Downsides of higher tariffs
Auctions for solar projects are held through government-owned Solar Energy Corporation of India (SECI) and National Thermal Power Corporation (NTPC). Their tenders have a clause that insulates a bidder from changes to import tariffs. Power producers can pass on additional costs to their buyers – the distribution companies (discoms) owned by various state governments.
Vinay Kumar, founder and chief executive of solar power developer Varp Power, pointed out what this means: solar power will cost more. Reluctant discoms have slowed down on signing PPAs. Kumar said PPAs for auctions held last November are being signed now, with projects being delayed as a result.
Kumar said he felt changing the tariff from 15% (safeguard duty) to 20%-25% (expected BCD) was a marginal increase.
Jairaj of WRI felt increased tariffs would finally be passed on to consumers. “At a time when solar PV prices are reducing the world over, increasing end-consumer tariffs presents an anomaly. Consumers who have been reading about the fascinating reduction in solar PV costs will expect that the low-cost clean energy benefits would be passed on to them.”
Can Indian manufacturers step up?
Charmaine Sharma of green technology company Observing Ecotech said that India does not have the manufacturing capacity to meet the current demand. “This capacity must be built and incentivised, so that entrepreneurs get into this sector. Increased taxation on Chinese imports will only hurt our own market growth until we can manufacture goods at the prices and efficiency currently available,” she told The Third Pole.
Jairaj concurred. “Without additional support for the broader sector, it is unlikely in this period of economic downturn and pandemic-related restrictions, that the customs duty increase alone will catalyse domestic manufacturing. For this to happen, India may need to explore additional support and incentives on both supply and demand sides.”
Kumar pointed out that India is a signatory to the Information Technology Agreement (ITA), which is enforced by the World Trade Organisation. The ITA commits 82 countries to zero taxes and tariffs on information technology products, including solar cells and modules. “So far, we are not in breach of the ITA since BCD has been zero for a long time. Any attempt to increase the BCD will mean breach of the ITA. So, it’s coming at a cost and we are backing off from the commitment made in the ITA – this is a policy hurdle that the Ministry of Finance will have to face next month when they decide on increasing the BCD. We expect them to go ahead, nevertheless.”

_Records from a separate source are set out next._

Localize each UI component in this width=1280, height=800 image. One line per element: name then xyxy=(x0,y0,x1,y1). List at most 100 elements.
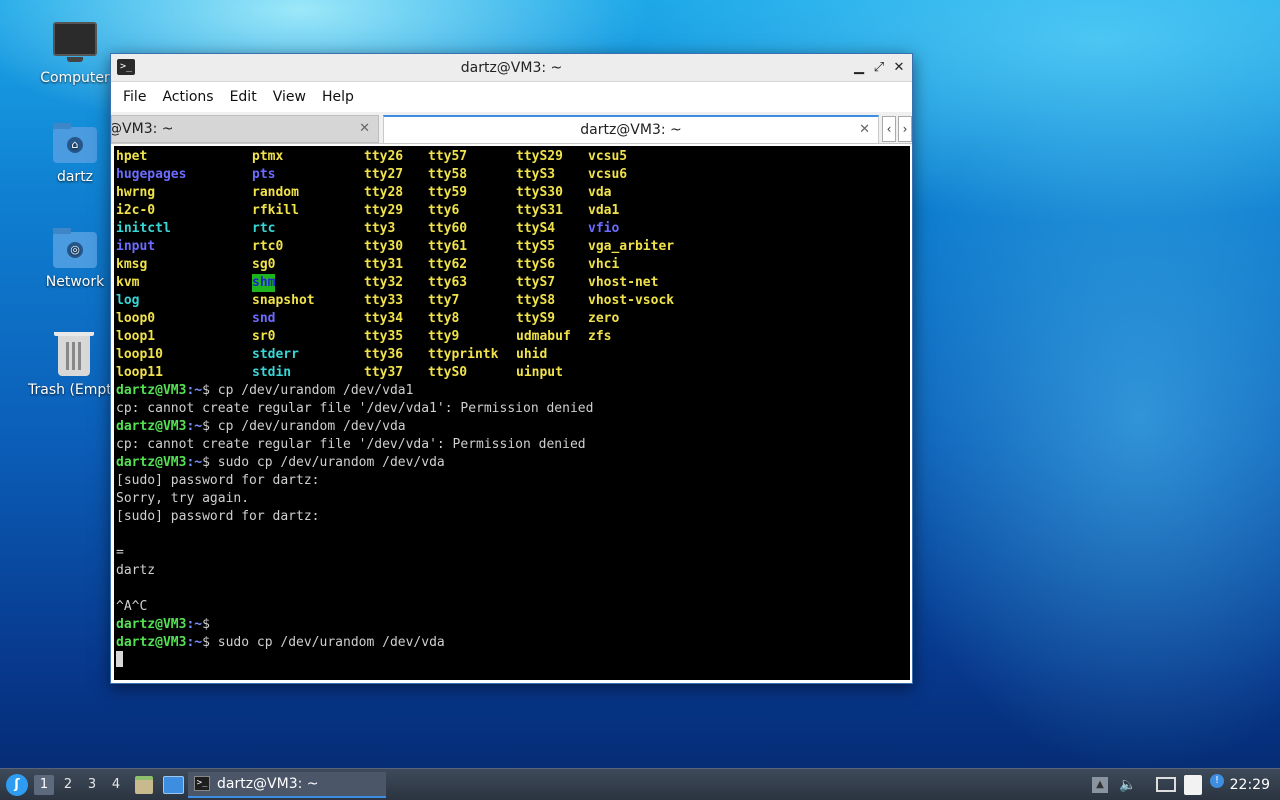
show-desktop-icon[interactable] xyxy=(163,776,184,794)
menu-file[interactable]: File xyxy=(115,82,154,112)
line-text: cp: cannot create regular file '/dev/vda… xyxy=(116,401,594,416)
ls-entry: ttyS7 xyxy=(516,275,556,290)
maximize-button[interactable]: ⤢ xyxy=(870,59,888,77)
ls-entry: tty35 xyxy=(364,329,404,344)
desktop-icon-label: Computer xyxy=(40,70,110,86)
desktop-icon-computer[interactable]: Computer xyxy=(29,18,121,86)
minimize-button[interactable]: ▁ xyxy=(850,59,868,77)
line-text: dartz xyxy=(116,563,156,578)
ls-entry: ttyS29 xyxy=(516,149,563,164)
ls-entry: tty62 xyxy=(428,257,468,272)
ls-entry: tty3 xyxy=(364,221,396,236)
prompt-path: :~ xyxy=(186,383,203,398)
ls-entry: rtc xyxy=(252,221,276,236)
output-line: [sudo] password for dartz: xyxy=(116,472,320,490)
desktop-icon-network[interactable]: ◎ Network xyxy=(29,228,121,290)
prompt-symbol: $ xyxy=(202,455,210,470)
ls-output-row: loop0 snd tty34 tty8 ttyS9 zero xyxy=(116,310,906,328)
line-text: ^A^C xyxy=(116,599,148,614)
workspace-4[interactable]: 4 xyxy=(106,775,126,795)
window-titlebar[interactable]: >_ dartz@VM3: ~ ▁ ⤢ ✕ xyxy=(111,54,912,82)
taskbar: ʃ 1 2 3 4 >_ dartz@VM3: ~ ▲ 🔈 ! 22:29 xyxy=(0,768,1280,800)
tab-bar: dartz@VM3: ~ ✕ dartz@VM3: ~ ✕ ‹ › xyxy=(111,112,912,144)
desktop-icon-home[interactable]: ⌂ dartz xyxy=(29,123,121,185)
taskbar-task-terminal[interactable]: >_ dartz@VM3: ~ xyxy=(188,772,386,798)
ls-output-row: kmsg sg0 tty31 tty62 ttyS6 vhci xyxy=(116,256,906,274)
tab-1[interactable]: dartz@VM3: ~ ✕ xyxy=(111,115,379,143)
tab-close-button[interactable]: ✕ xyxy=(859,117,870,143)
ls-entry: vhost-net xyxy=(588,275,659,290)
workspace-3[interactable]: 3 xyxy=(82,775,102,795)
ls-entry: ttyprintk xyxy=(428,347,499,362)
ls-output-row: initctl rtc tty3 tty60 ttyS4 vfio xyxy=(116,220,906,238)
ls-entry: loop11 xyxy=(116,365,163,380)
terminal-output[interactable]: hpet ptmx tty26 tty57 ttyS29 vcsu5 hugepages pt… xyxy=(114,146,910,680)
trash-icon xyxy=(54,332,94,376)
volume-icon[interactable]: 🔈 xyxy=(1118,775,1138,795)
prompt-path: :~ xyxy=(186,455,203,470)
ls-entry: loop0 xyxy=(116,311,156,326)
command-line: dartz@VM3:~$ cp /dev/urandom /dev/vda xyxy=(116,418,406,436)
file-manager-icon[interactable] xyxy=(135,776,153,794)
prompt-path: :~ xyxy=(186,635,203,650)
eject-icon[interactable]: ▲ xyxy=(1092,777,1108,793)
command-line: dartz@VM3:~$ xyxy=(116,616,210,634)
output-line: cp: cannot create regular file '/dev/vda… xyxy=(116,400,593,418)
ls-entry: tty58 xyxy=(428,167,468,182)
ls-entry: tty34 xyxy=(364,311,404,326)
prompt-path: :~ xyxy=(186,617,203,632)
ls-entry: tty61 xyxy=(428,239,468,254)
ls-entry: tty30 xyxy=(364,239,404,254)
ls-entry: initctl xyxy=(116,221,171,236)
network-folder-icon: ◎ xyxy=(53,228,97,268)
ls-output-row: log snapshot tty33 tty7 ttyS8 vhost-vsock xyxy=(116,292,906,310)
tab-close-button[interactable]: ✕ xyxy=(359,116,370,142)
ls-entry: rfkill xyxy=(252,203,299,218)
ls-entry: tty31 xyxy=(364,257,404,272)
ls-entry: tty36 xyxy=(364,347,404,362)
ls-entry: tty26 xyxy=(364,149,404,164)
ls-output-row: hwrng random tty28 tty59 ttyS30 vda xyxy=(116,184,906,202)
terminal-icon: >_ xyxy=(194,776,210,791)
terminal-window: >_ dartz@VM3: ~ ▁ ⤢ ✕ File Actions Edit … xyxy=(110,53,913,684)
menu-bar: File Actions Edit View Help xyxy=(111,82,912,112)
clipboard-icon[interactable] xyxy=(1184,775,1202,795)
tab-scroll-right-button[interactable]: › xyxy=(898,116,912,142)
notification-icon[interactable]: ! xyxy=(1210,774,1224,788)
output-line: Sorry, try again. xyxy=(116,490,249,508)
ls-entry: vda xyxy=(588,185,612,200)
ls-entry: tty59 xyxy=(428,185,468,200)
tab-label: dartz@VM3: ~ xyxy=(111,121,174,137)
menu-help[interactable]: Help xyxy=(314,82,362,112)
ls-entry: hpet xyxy=(116,149,148,164)
line-text: cp /dev/urandom /dev/vda xyxy=(209,419,406,434)
terminal-cursor xyxy=(116,651,123,667)
network-icon[interactable] xyxy=(1156,777,1176,792)
tab-scroll-left-button[interactable]: ‹ xyxy=(882,116,896,142)
ls-entry: tty6 xyxy=(428,203,460,218)
ls-entry: tty57 xyxy=(428,149,468,164)
tab-2[interactable]: dartz@VM3: ~ ✕ xyxy=(383,115,879,143)
clock[interactable]: 22:29 xyxy=(1230,775,1270,795)
desktop-icon-trash[interactable]: Trash (Empty) xyxy=(22,332,110,398)
menu-edit[interactable]: Edit xyxy=(222,82,265,112)
ls-entry: tty32 xyxy=(364,275,404,290)
ls-entry: tty27 xyxy=(364,167,404,182)
prompt-symbol: $ xyxy=(202,383,210,398)
ls-entry: rtc0 xyxy=(252,239,284,254)
ls-entry: ttyS5 xyxy=(516,239,556,254)
prompt-symbol: $ xyxy=(202,419,210,434)
ls-entry: ttyS9 xyxy=(516,311,556,326)
workspace-2[interactable]: 2 xyxy=(58,775,78,795)
workspace-1[interactable]: 1 xyxy=(34,775,54,795)
menu-view[interactable]: View xyxy=(265,82,314,112)
menu-actions[interactable]: Actions xyxy=(154,82,221,112)
close-button[interactable]: ✕ xyxy=(890,59,908,77)
ls-entry: vhost-vsock xyxy=(588,293,675,308)
ls-output-row: hpet ptmx tty26 tty57 ttyS29 vcsu5 xyxy=(116,148,906,166)
menu-logo-icon[interactable]: ʃ xyxy=(6,774,28,796)
ls-entry: ttyS3 xyxy=(516,167,556,182)
ls-output-row: i2c-0 rfkill tty29 tty6 ttyS31 vda1 xyxy=(116,202,906,220)
ls-output-row: loop11 stdin tty37 ttyS0 uinput xyxy=(116,364,906,382)
command-line: dartz@VM3:~$ cp /dev/urandom /dev/vda1 xyxy=(116,382,413,400)
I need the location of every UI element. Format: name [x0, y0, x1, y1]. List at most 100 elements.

The government can get out of this problem by not imposing a customs duty but extending the safeguard duty instead. India’s Directorate General of Trade Remedies (DGTR) has recommended the extension of the safeguard duty for a year.
China was already on the list of countries that would face safeguard duty on solar imports. Now the DGTR has recommended that Thailand and Vietnam be added to this list, while Malaysia (where India also imports solar equipment from) should be dropped.